It is an ordered house, to be sure. Things are arranged with a curator’s eye and an architect’s precision. Framed neoclassical engravings find their way onto most walls, Persian rugs onto polished hardwood floors. Colors are strong — black walls in the bedroom, red in the living room, taupe in the dining room. Most objects appear in pairs: topiary boxwoods on the table, candlesticks on the sideboard, small obelisks on the mantel. Furnishings emphasize quality and classicism, such as a mahogany linen press in a modified temple design, circa 1815, that gleams in the dining room. (“It was that piece or a trip to Rome,” the couple says ruefully.)
Because their tastes are compatible, the house flows with a unified sensibility, solid and tasteful but not without Def Comedy Jam on the tube or music in the background.

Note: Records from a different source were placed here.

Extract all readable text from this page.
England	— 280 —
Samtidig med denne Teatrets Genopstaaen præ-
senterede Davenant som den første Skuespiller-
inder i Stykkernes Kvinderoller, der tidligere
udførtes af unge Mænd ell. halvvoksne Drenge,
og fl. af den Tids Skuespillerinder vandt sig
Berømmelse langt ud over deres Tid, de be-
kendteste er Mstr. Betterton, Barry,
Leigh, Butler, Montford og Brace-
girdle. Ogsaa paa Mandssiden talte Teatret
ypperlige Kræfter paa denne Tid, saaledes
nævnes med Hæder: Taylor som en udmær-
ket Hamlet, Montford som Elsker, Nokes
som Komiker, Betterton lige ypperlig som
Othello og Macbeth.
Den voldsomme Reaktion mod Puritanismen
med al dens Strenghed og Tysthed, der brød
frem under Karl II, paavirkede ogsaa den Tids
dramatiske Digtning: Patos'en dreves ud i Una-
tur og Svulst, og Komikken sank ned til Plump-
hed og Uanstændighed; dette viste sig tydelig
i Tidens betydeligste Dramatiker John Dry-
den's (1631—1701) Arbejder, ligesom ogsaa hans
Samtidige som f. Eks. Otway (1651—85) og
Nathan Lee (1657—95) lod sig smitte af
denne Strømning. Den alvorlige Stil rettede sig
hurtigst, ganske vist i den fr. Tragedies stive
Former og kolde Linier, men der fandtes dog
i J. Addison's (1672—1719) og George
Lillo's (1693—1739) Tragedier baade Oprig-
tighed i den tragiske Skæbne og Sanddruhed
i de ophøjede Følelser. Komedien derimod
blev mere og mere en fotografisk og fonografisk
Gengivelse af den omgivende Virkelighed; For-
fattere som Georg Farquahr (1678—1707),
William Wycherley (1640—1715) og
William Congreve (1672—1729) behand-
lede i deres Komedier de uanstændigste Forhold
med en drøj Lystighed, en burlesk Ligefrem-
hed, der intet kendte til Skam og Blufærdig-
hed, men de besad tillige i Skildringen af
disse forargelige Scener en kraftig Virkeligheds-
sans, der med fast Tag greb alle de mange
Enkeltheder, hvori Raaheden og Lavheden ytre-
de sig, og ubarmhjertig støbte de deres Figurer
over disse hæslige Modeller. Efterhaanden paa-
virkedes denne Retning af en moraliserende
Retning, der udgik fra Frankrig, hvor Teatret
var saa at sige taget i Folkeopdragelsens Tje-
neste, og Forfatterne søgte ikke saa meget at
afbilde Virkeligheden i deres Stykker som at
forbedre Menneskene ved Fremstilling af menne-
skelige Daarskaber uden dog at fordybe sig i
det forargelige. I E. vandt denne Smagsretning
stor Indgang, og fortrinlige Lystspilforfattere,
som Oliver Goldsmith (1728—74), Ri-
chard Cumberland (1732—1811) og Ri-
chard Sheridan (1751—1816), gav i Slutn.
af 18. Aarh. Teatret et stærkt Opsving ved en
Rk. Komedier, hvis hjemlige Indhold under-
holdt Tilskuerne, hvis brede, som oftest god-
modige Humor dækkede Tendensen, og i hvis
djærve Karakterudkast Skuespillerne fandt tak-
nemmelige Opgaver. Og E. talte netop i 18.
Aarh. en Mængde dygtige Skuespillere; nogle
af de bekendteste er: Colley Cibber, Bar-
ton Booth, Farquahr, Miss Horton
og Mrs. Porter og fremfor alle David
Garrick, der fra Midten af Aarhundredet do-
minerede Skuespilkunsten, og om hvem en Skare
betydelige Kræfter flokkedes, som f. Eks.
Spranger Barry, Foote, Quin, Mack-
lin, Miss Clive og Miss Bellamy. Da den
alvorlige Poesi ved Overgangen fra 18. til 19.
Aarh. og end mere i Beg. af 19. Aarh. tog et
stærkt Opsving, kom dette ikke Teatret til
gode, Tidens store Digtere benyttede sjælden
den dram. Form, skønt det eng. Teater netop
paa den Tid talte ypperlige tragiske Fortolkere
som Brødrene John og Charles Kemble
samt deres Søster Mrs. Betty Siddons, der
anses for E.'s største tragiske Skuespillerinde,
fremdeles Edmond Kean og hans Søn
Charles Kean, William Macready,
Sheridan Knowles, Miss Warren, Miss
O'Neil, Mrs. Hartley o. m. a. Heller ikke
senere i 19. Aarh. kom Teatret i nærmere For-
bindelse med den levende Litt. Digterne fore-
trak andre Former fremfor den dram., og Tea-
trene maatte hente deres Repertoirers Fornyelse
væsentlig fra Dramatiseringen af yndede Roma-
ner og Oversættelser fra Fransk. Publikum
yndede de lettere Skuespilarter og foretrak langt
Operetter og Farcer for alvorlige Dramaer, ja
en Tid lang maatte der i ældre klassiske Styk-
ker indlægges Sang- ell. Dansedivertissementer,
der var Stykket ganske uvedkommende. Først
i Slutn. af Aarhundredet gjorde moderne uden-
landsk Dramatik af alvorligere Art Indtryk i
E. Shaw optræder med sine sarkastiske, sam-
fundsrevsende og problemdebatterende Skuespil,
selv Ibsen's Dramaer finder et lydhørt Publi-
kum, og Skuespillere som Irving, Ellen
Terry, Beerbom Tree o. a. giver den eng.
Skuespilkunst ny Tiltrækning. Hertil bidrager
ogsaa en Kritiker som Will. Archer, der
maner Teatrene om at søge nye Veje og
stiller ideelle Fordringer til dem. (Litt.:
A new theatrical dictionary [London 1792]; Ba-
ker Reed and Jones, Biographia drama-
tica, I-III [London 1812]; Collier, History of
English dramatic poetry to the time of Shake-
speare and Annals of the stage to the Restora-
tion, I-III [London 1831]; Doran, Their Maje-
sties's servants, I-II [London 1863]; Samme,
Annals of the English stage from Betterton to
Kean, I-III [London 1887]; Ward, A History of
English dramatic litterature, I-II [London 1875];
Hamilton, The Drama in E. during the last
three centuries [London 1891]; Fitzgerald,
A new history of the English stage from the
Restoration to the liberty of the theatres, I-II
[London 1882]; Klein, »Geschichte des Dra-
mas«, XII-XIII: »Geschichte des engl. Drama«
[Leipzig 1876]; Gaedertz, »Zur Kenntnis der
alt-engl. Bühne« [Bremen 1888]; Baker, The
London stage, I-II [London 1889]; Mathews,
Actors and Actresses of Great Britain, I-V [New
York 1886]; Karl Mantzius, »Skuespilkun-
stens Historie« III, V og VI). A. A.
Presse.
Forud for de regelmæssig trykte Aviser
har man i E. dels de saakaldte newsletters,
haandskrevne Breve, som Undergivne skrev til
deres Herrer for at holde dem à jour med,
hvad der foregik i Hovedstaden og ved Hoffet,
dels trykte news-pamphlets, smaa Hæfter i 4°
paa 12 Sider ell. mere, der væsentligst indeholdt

Brown chose the light fixtures, visiting scores of antiques shops for the correct pieces. An patinated gilt bronze with a bowl shape, was found in Washington, DC. “We walked in and knew it was the one,” Peeples recalls of the discovery.
The hunt for the perfect piece is as pleasurable as its installation. “Rodes has such a good eye,” Peeples says. “He believes that every object matters, that you should buy the best you can and have less of it.” The house, though, has managed to fill up with treasures: a perfect Biedermeyer chest in the foyer, flame mahogany chairs in the dining room, Colen Campbell engravings en masse in the dining room.
Brown conceived the classical window treatments and drew them to scale. Jane Duke sewed white silk Austrian shades for the living room and crimson silk damask valances for the dining room. Both designs pop against the dark planes of color that outline white millwork at the windows.
It was a glimpse through a window that brought the pair to this house, a 1909 Edwardian three-story, after a lengthy search. “We looked at probably 50 houses in the Fan and kept going and going,” Peeples says. “I grew up in the Fan and love it, challenges and all. We looked in the frontdoor window here and that was enough to tell us we wanted it.” Five years later, they’ve completed cosmetic changes to most of the house and are planning a renovation in the master bathroom.
In the kitchen, they added Giallo granite and stainless steel appliances in a Custom Kitchens design that reduced the length of an island to create a breakfast area. White cupboards, white tiles and wood floors offer a neutral backdrop for a Heriz rug, dark wood furnishings and a large painting by Peeples’ mother, Virginia Tyack. Overhead can lighting simplifies the look and highlights serving pieces and decorative objects.
Though cooking wasn’t always a passion, Brown says a visit to the Inn at Little Washington opened doors to a culinary adventure that’s now their favorite avocation. Recent dinner-party menus read like those from a fine bistro with a discriminating clientele. No wonder people love coming here.